I lay in the heat, head circled by writing spiders.
Their webs are a crown. The blood pools in my face.
I’ve torn down their artistry until they have built homes
in less obtrusive places. The peace has settled here.
I am queen of what small worlds I can white-knuckle.
In control of all things, I bite the scabs on my fingers
so they grow back smoother. I don’t get bored of trying.
I hang the flowers in the closet to dry when the stems snap
from the weight of their beauty. I don’t accept them dying. 
I am religious about killing the aphids. I lock the doors at night.
Rules and rules I keep. I only clean the mess that’s mine. 
There is still so much to clean. I tried hard to consolidate
myself, live in isolation to feel the silence rise around me,
to hear myself think again. So I shut down my escape routes.

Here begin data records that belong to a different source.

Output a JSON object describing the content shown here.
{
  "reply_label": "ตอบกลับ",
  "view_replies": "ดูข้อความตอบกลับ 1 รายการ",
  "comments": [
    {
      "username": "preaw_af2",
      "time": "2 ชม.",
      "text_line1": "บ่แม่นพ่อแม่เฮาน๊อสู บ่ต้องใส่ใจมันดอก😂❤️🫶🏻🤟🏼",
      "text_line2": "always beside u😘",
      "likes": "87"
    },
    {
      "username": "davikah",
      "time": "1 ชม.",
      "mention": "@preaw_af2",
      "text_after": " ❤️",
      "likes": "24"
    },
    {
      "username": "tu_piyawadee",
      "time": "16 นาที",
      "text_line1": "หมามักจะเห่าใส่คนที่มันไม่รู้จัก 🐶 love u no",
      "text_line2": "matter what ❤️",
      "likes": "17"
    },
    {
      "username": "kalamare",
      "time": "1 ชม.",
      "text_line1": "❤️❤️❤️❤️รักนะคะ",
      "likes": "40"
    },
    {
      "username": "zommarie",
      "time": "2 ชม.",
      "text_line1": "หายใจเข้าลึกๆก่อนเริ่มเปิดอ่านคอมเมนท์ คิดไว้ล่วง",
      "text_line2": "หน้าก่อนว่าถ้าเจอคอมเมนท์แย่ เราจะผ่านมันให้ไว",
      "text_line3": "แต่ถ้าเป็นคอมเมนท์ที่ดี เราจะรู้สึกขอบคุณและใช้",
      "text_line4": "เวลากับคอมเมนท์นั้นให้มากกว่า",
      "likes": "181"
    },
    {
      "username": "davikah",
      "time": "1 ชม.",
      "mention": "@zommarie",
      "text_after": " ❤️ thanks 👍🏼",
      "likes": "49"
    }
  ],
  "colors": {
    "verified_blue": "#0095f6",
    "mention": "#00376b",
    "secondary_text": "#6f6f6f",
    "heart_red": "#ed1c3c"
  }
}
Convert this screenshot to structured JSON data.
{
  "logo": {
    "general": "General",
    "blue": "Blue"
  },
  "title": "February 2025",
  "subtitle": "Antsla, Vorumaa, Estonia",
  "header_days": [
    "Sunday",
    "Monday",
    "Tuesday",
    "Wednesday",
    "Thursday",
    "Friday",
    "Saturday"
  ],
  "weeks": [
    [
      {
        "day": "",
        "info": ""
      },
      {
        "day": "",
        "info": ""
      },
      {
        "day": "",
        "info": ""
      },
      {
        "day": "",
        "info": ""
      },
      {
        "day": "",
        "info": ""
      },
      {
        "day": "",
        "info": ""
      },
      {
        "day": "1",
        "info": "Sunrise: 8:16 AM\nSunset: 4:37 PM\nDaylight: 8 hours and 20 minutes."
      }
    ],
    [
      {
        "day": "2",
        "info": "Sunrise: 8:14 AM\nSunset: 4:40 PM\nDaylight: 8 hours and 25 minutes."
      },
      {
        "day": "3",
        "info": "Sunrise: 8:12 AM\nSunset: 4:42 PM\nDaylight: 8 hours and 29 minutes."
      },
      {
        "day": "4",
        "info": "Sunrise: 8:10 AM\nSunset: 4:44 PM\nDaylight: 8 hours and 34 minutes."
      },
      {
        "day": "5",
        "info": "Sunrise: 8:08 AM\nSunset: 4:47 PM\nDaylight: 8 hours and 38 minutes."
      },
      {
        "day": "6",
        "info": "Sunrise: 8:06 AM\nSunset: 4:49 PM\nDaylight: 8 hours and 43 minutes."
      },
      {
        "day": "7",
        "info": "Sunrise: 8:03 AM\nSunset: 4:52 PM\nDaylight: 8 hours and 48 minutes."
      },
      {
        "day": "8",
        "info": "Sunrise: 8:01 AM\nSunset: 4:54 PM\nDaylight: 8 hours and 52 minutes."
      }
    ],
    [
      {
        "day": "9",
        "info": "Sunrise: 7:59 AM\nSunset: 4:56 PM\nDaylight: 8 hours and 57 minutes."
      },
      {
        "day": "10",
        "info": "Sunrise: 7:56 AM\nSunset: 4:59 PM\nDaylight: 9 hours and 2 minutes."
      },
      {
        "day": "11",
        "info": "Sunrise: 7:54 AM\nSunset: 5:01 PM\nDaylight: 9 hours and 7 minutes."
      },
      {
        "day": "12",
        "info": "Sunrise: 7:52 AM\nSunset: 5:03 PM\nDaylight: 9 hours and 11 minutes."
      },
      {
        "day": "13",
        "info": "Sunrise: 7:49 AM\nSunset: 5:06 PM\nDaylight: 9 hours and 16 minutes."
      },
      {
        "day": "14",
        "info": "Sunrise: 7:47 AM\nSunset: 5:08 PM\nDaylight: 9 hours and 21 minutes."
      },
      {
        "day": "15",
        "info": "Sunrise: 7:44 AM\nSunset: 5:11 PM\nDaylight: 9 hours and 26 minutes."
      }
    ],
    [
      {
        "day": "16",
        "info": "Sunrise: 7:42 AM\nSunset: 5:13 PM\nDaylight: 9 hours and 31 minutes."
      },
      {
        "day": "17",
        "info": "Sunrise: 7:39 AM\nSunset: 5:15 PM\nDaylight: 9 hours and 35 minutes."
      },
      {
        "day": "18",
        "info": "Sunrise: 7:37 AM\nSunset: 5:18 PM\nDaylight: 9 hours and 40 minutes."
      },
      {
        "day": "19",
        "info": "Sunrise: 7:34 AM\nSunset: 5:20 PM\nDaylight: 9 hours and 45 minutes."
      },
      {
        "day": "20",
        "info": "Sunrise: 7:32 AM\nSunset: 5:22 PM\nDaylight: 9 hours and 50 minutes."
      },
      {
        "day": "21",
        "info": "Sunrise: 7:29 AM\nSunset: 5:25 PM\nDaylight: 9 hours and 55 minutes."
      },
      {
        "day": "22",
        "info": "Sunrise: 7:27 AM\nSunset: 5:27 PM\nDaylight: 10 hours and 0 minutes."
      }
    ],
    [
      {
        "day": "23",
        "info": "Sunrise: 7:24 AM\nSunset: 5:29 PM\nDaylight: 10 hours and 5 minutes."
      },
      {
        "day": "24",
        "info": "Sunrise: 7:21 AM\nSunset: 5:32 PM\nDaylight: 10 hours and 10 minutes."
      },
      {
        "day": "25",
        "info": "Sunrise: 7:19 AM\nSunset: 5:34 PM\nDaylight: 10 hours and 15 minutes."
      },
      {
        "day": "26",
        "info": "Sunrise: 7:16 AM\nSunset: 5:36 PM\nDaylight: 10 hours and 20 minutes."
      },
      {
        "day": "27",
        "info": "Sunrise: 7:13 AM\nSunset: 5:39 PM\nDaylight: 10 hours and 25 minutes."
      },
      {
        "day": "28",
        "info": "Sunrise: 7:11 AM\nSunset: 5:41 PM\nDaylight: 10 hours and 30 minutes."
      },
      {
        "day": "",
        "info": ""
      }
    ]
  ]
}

The mail came and piled in the foyer and I built a castle from it.
Now I forget what others want from me. But I can be generous.
I let the mosquitos feast on my blood because they are small
and I try to be merciful and benevolent. After all I know well
what it feels like to be hungry. The sting will pass soon.
I peel off a second skin of dried Benadryl gel, born again,
and fantasize about the shivering of my heart, dream
the disequilibrium will ease. I will force all things to balance.
It will all be right soon. The sun will cool off enough to let me rest,
cocoon and resurrect, and be untouchable when the shut
door to the closet opens. The flowers will be perfectly preserved.